Neste momento, não há informações sobre a submissão ou não do recurso dos Estados Unidos, outro país que pediu a extradição do ex-ministro das Finanças de Moçambique.

Passam precisamente 24 dias após o ex-ministro da Justiça e Assuntos Correcionais da África do Sul ter decidido extraditar o ex-ministro das Finanças, Manuel Chang, para Moçambique. Em contacto telefónico, o especialista sul-africano em direito internacional público, André Thomashausen, disse que Manuel tem mais seis na África do Sul, período esse que os Estados Unidos têm para recorrer da decisão de extradição para Moçambique.

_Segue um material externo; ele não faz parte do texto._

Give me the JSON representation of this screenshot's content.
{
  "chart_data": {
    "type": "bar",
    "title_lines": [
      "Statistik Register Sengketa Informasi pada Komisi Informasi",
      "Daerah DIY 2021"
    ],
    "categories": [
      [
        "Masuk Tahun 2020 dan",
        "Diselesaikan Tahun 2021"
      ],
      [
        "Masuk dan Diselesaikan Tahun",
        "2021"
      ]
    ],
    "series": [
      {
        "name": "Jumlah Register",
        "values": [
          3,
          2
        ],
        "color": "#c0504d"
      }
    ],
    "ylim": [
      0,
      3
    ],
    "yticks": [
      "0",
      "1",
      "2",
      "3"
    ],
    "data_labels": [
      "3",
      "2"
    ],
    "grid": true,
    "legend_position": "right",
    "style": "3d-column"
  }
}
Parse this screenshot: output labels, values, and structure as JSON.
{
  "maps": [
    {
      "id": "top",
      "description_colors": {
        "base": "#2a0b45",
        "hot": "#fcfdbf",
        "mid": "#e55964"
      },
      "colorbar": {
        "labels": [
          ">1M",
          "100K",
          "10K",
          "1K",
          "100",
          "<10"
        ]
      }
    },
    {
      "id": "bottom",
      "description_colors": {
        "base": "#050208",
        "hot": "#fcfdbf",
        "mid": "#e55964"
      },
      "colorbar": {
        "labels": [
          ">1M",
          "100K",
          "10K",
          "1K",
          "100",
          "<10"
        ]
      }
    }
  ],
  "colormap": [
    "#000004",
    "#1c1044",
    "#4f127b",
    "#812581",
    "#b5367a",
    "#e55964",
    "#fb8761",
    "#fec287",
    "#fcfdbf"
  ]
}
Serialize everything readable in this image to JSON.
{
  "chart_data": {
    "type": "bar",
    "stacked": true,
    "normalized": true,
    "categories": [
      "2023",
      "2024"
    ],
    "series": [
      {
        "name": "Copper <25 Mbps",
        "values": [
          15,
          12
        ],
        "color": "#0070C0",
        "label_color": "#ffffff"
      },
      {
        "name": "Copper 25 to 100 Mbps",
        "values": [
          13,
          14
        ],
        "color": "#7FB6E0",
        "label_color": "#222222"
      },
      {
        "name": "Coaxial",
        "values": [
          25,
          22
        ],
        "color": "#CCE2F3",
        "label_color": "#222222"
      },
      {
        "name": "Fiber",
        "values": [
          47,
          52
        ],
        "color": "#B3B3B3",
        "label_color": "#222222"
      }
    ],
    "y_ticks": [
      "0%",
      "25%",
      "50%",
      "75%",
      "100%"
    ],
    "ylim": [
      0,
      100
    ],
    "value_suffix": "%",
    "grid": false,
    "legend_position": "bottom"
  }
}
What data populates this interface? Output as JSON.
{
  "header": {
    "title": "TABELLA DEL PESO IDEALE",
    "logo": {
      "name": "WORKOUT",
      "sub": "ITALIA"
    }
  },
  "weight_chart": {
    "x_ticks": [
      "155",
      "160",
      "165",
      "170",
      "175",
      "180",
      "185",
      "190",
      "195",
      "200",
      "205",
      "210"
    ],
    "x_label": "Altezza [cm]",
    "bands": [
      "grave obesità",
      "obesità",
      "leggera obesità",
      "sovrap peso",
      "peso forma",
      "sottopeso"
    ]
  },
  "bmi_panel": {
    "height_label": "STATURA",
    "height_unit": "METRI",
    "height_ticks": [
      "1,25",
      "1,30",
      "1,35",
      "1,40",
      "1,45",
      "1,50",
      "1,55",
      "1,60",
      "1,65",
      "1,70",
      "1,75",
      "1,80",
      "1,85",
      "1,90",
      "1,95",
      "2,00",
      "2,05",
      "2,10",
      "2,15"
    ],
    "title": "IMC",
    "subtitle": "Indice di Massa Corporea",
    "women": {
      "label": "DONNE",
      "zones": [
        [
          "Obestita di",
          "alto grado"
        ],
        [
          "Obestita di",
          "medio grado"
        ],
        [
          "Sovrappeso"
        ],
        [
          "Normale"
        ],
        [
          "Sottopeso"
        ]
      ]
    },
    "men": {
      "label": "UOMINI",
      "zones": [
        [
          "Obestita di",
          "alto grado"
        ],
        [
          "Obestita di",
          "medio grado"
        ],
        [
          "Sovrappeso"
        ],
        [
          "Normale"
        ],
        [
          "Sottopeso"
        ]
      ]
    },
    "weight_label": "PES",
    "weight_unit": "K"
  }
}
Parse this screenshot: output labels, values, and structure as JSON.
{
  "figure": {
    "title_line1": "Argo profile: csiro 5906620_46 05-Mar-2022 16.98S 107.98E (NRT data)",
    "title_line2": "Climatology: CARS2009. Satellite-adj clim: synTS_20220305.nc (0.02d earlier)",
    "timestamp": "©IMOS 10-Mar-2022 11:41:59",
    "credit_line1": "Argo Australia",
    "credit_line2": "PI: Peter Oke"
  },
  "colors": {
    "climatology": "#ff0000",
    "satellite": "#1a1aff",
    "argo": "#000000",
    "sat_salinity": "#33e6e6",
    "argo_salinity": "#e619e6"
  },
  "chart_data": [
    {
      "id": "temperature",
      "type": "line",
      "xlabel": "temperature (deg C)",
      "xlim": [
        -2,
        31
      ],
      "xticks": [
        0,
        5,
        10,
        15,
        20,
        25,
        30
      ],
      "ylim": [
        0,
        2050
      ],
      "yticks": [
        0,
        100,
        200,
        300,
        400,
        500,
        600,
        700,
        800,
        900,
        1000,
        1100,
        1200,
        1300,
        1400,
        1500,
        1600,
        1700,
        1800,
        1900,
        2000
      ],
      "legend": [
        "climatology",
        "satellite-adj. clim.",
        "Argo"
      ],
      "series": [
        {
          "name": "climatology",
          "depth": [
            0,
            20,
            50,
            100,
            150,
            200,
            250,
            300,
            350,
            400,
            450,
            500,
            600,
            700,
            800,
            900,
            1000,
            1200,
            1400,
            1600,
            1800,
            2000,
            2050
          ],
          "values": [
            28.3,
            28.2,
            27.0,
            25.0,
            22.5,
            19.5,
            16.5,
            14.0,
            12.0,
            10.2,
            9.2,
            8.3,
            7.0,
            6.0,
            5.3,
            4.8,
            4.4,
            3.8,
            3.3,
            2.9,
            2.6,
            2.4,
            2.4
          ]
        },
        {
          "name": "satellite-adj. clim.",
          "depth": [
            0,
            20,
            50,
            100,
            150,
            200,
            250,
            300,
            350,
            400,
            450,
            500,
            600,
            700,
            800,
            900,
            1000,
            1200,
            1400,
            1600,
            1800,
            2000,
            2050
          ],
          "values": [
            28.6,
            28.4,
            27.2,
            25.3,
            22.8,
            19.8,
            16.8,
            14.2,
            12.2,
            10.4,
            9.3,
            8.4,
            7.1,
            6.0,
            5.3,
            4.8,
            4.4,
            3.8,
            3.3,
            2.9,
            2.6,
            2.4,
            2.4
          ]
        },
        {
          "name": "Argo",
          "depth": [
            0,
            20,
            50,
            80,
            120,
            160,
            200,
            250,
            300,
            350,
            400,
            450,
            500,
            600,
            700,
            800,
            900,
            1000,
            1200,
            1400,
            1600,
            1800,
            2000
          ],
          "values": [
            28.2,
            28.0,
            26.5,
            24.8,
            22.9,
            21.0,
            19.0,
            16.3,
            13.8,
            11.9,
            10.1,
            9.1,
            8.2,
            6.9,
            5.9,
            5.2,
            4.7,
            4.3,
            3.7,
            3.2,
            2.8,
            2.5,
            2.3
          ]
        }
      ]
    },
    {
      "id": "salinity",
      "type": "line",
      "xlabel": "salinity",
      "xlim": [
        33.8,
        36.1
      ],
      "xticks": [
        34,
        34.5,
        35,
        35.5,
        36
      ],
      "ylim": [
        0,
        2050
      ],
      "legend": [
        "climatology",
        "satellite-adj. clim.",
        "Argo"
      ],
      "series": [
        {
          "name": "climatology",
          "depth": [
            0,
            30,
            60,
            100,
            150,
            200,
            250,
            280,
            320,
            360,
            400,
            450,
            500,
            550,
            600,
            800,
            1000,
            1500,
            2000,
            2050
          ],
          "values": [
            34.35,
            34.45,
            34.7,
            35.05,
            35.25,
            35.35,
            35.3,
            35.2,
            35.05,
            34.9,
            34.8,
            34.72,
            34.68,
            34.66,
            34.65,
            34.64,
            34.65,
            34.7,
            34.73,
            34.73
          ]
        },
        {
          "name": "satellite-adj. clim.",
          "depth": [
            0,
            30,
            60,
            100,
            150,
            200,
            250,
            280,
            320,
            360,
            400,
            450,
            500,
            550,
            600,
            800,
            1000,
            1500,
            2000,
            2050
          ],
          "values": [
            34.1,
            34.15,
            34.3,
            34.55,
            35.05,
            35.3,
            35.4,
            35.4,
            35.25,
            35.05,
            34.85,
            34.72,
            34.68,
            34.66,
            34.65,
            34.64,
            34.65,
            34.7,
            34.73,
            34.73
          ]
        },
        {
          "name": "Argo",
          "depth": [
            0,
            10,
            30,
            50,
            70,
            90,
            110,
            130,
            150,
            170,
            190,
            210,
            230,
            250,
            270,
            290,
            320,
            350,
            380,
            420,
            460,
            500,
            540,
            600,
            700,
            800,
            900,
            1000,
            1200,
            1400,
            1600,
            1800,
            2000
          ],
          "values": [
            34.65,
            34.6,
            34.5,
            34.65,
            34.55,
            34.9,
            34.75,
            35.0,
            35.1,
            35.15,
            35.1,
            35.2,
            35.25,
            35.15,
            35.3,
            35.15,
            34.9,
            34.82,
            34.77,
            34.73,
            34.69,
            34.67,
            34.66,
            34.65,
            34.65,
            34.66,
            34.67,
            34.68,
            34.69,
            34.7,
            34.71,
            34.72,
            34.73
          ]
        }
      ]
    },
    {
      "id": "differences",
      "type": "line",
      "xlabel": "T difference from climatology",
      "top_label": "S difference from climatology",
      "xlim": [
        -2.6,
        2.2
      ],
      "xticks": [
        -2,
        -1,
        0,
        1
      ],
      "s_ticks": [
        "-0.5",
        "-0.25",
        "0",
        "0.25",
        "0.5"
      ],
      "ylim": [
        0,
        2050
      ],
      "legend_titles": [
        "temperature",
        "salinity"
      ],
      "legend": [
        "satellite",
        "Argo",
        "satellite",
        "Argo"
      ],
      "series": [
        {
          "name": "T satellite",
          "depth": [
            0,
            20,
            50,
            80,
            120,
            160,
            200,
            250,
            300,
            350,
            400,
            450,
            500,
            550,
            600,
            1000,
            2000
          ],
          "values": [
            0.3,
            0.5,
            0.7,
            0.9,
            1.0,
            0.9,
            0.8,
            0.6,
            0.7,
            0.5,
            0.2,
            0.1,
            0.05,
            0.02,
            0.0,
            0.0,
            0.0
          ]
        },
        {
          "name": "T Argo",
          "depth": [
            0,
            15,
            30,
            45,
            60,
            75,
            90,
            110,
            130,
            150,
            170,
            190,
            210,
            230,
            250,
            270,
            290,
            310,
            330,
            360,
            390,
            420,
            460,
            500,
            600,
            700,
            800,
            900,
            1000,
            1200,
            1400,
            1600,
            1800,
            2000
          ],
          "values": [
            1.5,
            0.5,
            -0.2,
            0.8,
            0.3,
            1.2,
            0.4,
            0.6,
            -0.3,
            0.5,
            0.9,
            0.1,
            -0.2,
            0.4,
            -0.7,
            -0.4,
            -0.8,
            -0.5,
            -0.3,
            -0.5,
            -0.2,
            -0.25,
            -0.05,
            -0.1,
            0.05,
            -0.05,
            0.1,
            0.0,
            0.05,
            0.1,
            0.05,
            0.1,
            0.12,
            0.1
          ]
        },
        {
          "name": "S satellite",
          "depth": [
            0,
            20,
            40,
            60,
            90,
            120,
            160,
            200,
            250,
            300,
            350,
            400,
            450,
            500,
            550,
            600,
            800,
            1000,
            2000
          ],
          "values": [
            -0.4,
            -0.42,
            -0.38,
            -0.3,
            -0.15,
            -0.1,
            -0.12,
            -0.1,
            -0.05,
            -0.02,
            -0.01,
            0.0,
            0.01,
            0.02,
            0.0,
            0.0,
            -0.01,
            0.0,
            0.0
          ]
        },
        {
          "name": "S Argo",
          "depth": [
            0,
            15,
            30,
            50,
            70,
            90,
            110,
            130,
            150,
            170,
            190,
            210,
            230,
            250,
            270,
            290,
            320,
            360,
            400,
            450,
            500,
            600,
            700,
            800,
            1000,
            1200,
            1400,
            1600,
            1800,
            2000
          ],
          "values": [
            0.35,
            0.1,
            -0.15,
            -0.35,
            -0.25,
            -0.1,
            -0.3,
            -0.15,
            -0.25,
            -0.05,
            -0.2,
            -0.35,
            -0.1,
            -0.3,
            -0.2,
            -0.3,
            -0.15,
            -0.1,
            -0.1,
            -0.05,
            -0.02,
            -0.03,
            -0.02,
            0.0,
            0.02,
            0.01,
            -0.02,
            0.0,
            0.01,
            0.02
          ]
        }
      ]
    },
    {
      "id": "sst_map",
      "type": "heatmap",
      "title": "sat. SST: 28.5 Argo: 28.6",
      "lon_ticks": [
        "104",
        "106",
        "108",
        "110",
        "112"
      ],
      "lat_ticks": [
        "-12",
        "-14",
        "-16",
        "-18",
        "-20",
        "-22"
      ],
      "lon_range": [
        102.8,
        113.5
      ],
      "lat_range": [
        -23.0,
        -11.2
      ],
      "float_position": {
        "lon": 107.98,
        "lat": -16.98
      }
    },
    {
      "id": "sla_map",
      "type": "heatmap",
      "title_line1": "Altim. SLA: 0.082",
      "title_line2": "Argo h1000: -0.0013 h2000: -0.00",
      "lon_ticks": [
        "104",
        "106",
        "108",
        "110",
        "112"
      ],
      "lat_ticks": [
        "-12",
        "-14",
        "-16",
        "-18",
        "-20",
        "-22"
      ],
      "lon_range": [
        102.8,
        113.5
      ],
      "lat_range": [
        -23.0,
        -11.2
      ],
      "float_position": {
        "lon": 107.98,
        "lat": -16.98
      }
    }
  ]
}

“O ministro da Justiça (sul-africano) tomou a sua decisão. Esta decisão é sujeita a revisão jurisdicional no prazo de seis meses. O prazo é longo. Não sei se os Estados Unidos fizeram já o apelo, o recurso formal ou requereram ao ministro sobre a revisão da decisão, isto também não está claro. Mas, neste momento, não há movimentos, não há nada”, explicou André Thomashausen.

Logo após a decisão de se extraditar Manuel Chang para Moçambique, a Embaixada dos Estados Unidos de América na África do Sul informou que estavam a efectuar diligências para pedir a revisão da decisão de extradição de Manuel Chang para Moçambique. Nestes termos, os Estados Unidos de América têm até 21 de Novembro próximo para recorrer da decisão.

Recorde-se que a Embaixada dos Estados Unidos em Pretória disse ter recebido com “grande desapontamento na imprensa o anúncio do então ministro da Justiça e Serviços Correcionais de que a República da África do Sul, apesar de ter recebido o nosso pedido formal de extradição antes do da República de Moçambique, decidiu extraditar o antigo ministro das Finanças Manuel Chang para Moçambique”.

Na nota colocada no site da representação diplomática de Washington avança-se que urge “o Governo da África do Sul enviar o senhor Manuel Chang para os Estados Unidos para ser julgado por seus supostos crimes, que vitimizaram os cidadãos americanos e roubaram o Governo de Moçambique em mais 700 milhões dólares.